The 60 cards, draw first sample calculation with 8 at one, 7 at two, 6 at three, 5 at four, 9 at five, 25 lands.
- Turn
- 8 draws/60 cards * n successes = 1: for n is approx 8 one drops/land. Total so far 8 + 8 = 16.
- 9 draws/60 cards * n successes = 1: for n is approx 7 two drops.
- Also 9 draws/60 cards * n successes = 2: for n is approx 13 land. Total so far 8 + 7 + 13 (using each land number as a minimum) = 28.
- 10 draws/60 cards * n successes = 1: for n = 6 three drops.
- 10 draws/60 cards * n successes = 3: for n = 18 land. Total so far 8 + 7 + 6 + 18 = 39.
- 11 draws/60 cards * n successes = 1: for n is approx 5 four drops.
- 11 draws/60 cards * n successes = 4: for n is approx 21 land.
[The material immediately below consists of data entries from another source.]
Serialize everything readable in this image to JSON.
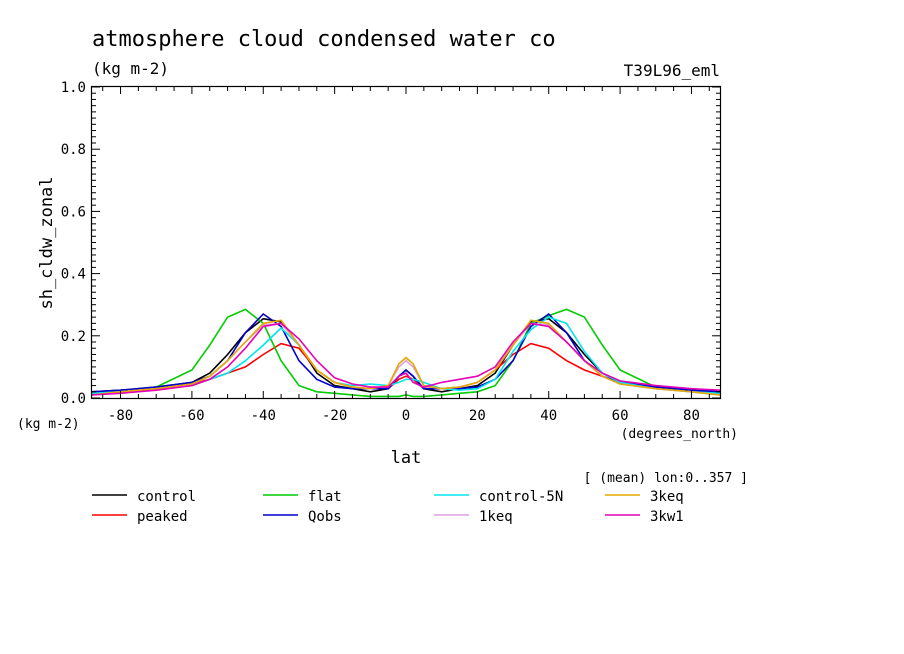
{
  "chart_data": {
    "type": "line",
    "title": "atmosphere cloud condensed water co",
    "subtitle_left": "(kg m-2)",
    "subtitle_right": "T39L96_eml",
    "ylabel": "sh_cldw_zonal",
    "xlabel": "lat",
    "y_unit": "(kg m-2)",
    "x_unit": "(degrees_north)",
    "averaging_note": "[ (mean) lon:0..357 ]",
    "xlim": [
      -88,
      88
    ],
    "ylim": [
      0,
      1
    ],
    "x_ticks": [
      -80,
      -60,
      -40,
      -20,
      0,
      20,
      40,
      60,
      80
    ],
    "x_tick_labels": [
      "-80",
      "-60",
      "-40",
      "-20",
      "0",
      "20",
      "40",
      "60",
      "80"
    ],
    "y_ticks": [
      0,
      0.2,
      0.4,
      0.6,
      0.8,
      1.0
    ],
    "y_tick_labels": [
      "0.0",
      "0.2",
      "0.4",
      "0.6",
      "0.8",
      "1.0"
    ],
    "grid": false,
    "x": [
      -88,
      -80,
      -70,
      -60,
      -55,
      -50,
      -45,
      -40,
      -35,
      -30,
      -25,
      -20,
      -15,
      -10,
      -5,
      -2,
      0,
      2,
      5,
      10,
      15,
      20,
      25,
      30,
      35,
      40,
      45,
      50,
      55,
      60,
      70,
      80,
      88
    ],
    "series": [
      {
        "name": "control",
        "color": "#000000",
        "values": [
          0.02,
          0.025,
          0.035,
          0.05,
          0.08,
          0.14,
          0.21,
          0.255,
          0.245,
          0.17,
          0.08,
          0.04,
          0.03,
          0.02,
          0.03,
          0.07,
          0.09,
          0.07,
          0.03,
          0.02,
          0.03,
          0.04,
          0.08,
          0.17,
          0.245,
          0.255,
          0.21,
          0.14,
          0.08,
          0.05,
          0.035,
          0.025,
          0.02
        ]
      },
      {
        "name": "peaked",
        "color": "#ff0000",
        "values": [
          0.015,
          0.02,
          0.03,
          0.045,
          0.06,
          0.08,
          0.1,
          0.14,
          0.175,
          0.16,
          0.09,
          0.05,
          0.035,
          0.03,
          0.03,
          0.06,
          0.07,
          0.06,
          0.03,
          0.03,
          0.035,
          0.05,
          0.09,
          0.14,
          0.175,
          0.16,
          0.12,
          0.09,
          0.07,
          0.05,
          0.035,
          0.02,
          0.015
        ]
      },
      {
        "name": "flat",
        "color": "#00cc00",
        "values": [
          0.01,
          0.02,
          0.035,
          0.09,
          0.17,
          0.26,
          0.285,
          0.24,
          0.12,
          0.04,
          0.02,
          0.015,
          0.01,
          0.005,
          0.005,
          0.005,
          0.01,
          0.005,
          0.005,
          0.01,
          0.015,
          0.02,
          0.04,
          0.12,
          0.24,
          0.265,
          0.285,
          0.26,
          0.17,
          0.09,
          0.035,
          0.02,
          0.01
        ]
      },
      {
        "name": "Qobs",
        "color": "#0000cc",
        "values": [
          0.02,
          0.025,
          0.035,
          0.05,
          0.07,
          0.12,
          0.21,
          0.27,
          0.23,
          0.12,
          0.06,
          0.035,
          0.03,
          0.03,
          0.03,
          0.07,
          0.09,
          0.07,
          0.03,
          0.03,
          0.03,
          0.035,
          0.06,
          0.12,
          0.23,
          0.27,
          0.21,
          0.12,
          0.07,
          0.05,
          0.035,
          0.025,
          0.02
        ]
      },
      {
        "name": "control-5N",
        "color": "#00e5ee",
        "values": [
          0.015,
          0.02,
          0.03,
          0.04,
          0.06,
          0.08,
          0.12,
          0.17,
          0.225,
          0.17,
          0.09,
          0.05,
          0.04,
          0.045,
          0.04,
          0.05,
          0.06,
          0.06,
          0.05,
          0.03,
          0.025,
          0.03,
          0.06,
          0.15,
          0.22,
          0.26,
          0.24,
          0.15,
          0.08,
          0.05,
          0.03,
          0.02,
          0.015
        ]
      },
      {
        "name": "1keq",
        "color": "#dda0dd",
        "values": [
          0.01,
          0.02,
          0.03,
          0.045,
          0.07,
          0.12,
          0.18,
          0.235,
          0.24,
          0.17,
          0.09,
          0.05,
          0.035,
          0.03,
          0.04,
          0.1,
          0.12,
          0.1,
          0.04,
          0.03,
          0.035,
          0.05,
          0.09,
          0.17,
          0.24,
          0.235,
          0.18,
          0.12,
          0.07,
          0.045,
          0.03,
          0.02,
          0.01
        ]
      },
      {
        "name": "3keq",
        "color": "#e6a800",
        "values": [
          0.01,
          0.02,
          0.03,
          0.045,
          0.07,
          0.12,
          0.18,
          0.24,
          0.25,
          0.17,
          0.09,
          0.05,
          0.035,
          0.03,
          0.04,
          0.11,
          0.13,
          0.11,
          0.04,
          0.03,
          0.035,
          0.05,
          0.09,
          0.17,
          0.25,
          0.24,
          0.18,
          0.12,
          0.07,
          0.045,
          0.03,
          0.02,
          0.01
        ]
      },
      {
        "name": "3kw1",
        "color": "#e600b8",
        "values": [
          0.01,
          0.015,
          0.025,
          0.04,
          0.06,
          0.1,
          0.16,
          0.23,
          0.24,
          0.19,
          0.12,
          0.065,
          0.045,
          0.035,
          0.035,
          0.07,
          0.08,
          0.05,
          0.035,
          0.05,
          0.06,
          0.07,
          0.1,
          0.18,
          0.24,
          0.23,
          0.18,
          0.12,
          0.08,
          0.055,
          0.04,
          0.03,
          0.025
        ]
      }
    ]
  }
}
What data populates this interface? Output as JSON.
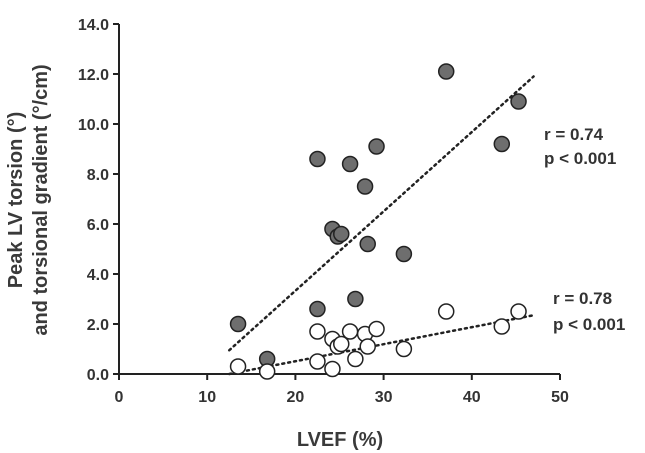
{
  "chart_data": {
    "type": "scatter",
    "xlabel": "LVEF (%)",
    "ylabel_line1": "Peak LV torsion (°)",
    "ylabel_line2": "and torsional gradient (°/cm)",
    "xlim": [
      0,
      50
    ],
    "ylim": [
      0,
      14
    ],
    "x_ticks": [
      0,
      10,
      20,
      30,
      40,
      50
    ],
    "y_ticks": [
      0.0,
      2.0,
      4.0,
      6.0,
      8.0,
      10.0,
      12.0,
      14.0
    ],
    "y_tick_labels": [
      "0.0",
      "2.0",
      "4.0",
      "6.0",
      "8.0",
      "10.0",
      "12.0",
      "14.0"
    ],
    "grid": false,
    "series": [
      {
        "marker": "filled-circle",
        "color": "#6e6e6e",
        "points": [
          {
            "x": 13.5,
            "y": 2.0
          },
          {
            "x": 16.8,
            "y": 0.6
          },
          {
            "x": 22.5,
            "y": 8.6
          },
          {
            "x": 22.5,
            "y": 2.6
          },
          {
            "x": 24.2,
            "y": 5.8
          },
          {
            "x": 24.8,
            "y": 5.5
          },
          {
            "x": 25.2,
            "y": 5.6
          },
          {
            "x": 26.2,
            "y": 8.4
          },
          {
            "x": 26.8,
            "y": 3.0
          },
          {
            "x": 27.9,
            "y": 7.5
          },
          {
            "x": 28.2,
            "y": 5.2
          },
          {
            "x": 29.2,
            "y": 9.1
          },
          {
            "x": 32.3,
            "y": 4.8
          },
          {
            "x": 37.1,
            "y": 12.1
          },
          {
            "x": 43.4,
            "y": 9.2
          },
          {
            "x": 45.3,
            "y": 10.9
          }
        ],
        "trend": {
          "x1": 12.5,
          "y1": 0.95,
          "x2": 47.0,
          "y2": 11.9
        },
        "r": "r = 0.74",
        "p": "p < 0.001"
      },
      {
        "marker": "open-circle",
        "color": "#ffffff",
        "points": [
          {
            "x": 13.5,
            "y": 0.3
          },
          {
            "x": 16.8,
            "y": 0.1
          },
          {
            "x": 22.5,
            "y": 1.7
          },
          {
            "x": 22.5,
            "y": 0.5
          },
          {
            "x": 24.2,
            "y": 1.4
          },
          {
            "x": 24.2,
            "y": 0.2
          },
          {
            "x": 24.8,
            "y": 1.1
          },
          {
            "x": 25.2,
            "y": 1.2
          },
          {
            "x": 26.2,
            "y": 1.7
          },
          {
            "x": 26.8,
            "y": 0.6
          },
          {
            "x": 27.9,
            "y": 1.6
          },
          {
            "x": 28.2,
            "y": 1.1
          },
          {
            "x": 29.2,
            "y": 1.8
          },
          {
            "x": 32.3,
            "y": 1.0
          },
          {
            "x": 37.1,
            "y": 2.5
          },
          {
            "x": 43.4,
            "y": 1.9
          },
          {
            "x": 45.3,
            "y": 2.5
          }
        ],
        "trend": {
          "x1": 12.5,
          "y1": 0.0,
          "x2": 47.0,
          "y2": 2.35
        },
        "r": "r = 0.78",
        "p": "p < 0.001"
      }
    ]
  }
}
Total 8 + 7 + 6 + 5 + 21 = 47.
- 12 draws/60 cards * n successes = 1: for n = 5 five drops.
- 12 draws/60 cards * n successes = 5: for n = 25 land. Total 8 + 7 + 6 + 5 + 5 + 25 = 56.
- 13 draws/60 cards * n successes = 1: for n is approx 5 six drops
- 13 draws/60 cards * n successes = 6: for n is approx 28 land. Total 8 + 7 + 6 + 5 + 5 + 5 + 28 = 64
Since carrying this algorithm into turn six results in too many cards and turn five doesn't is still four short we replace turn six's calculation with:
- 13 draws/60 cards * n successes = 2: for n is approx 9 five drops. New total 8 + 7 + 6 + 5 + 9 + 25 = 60 cards!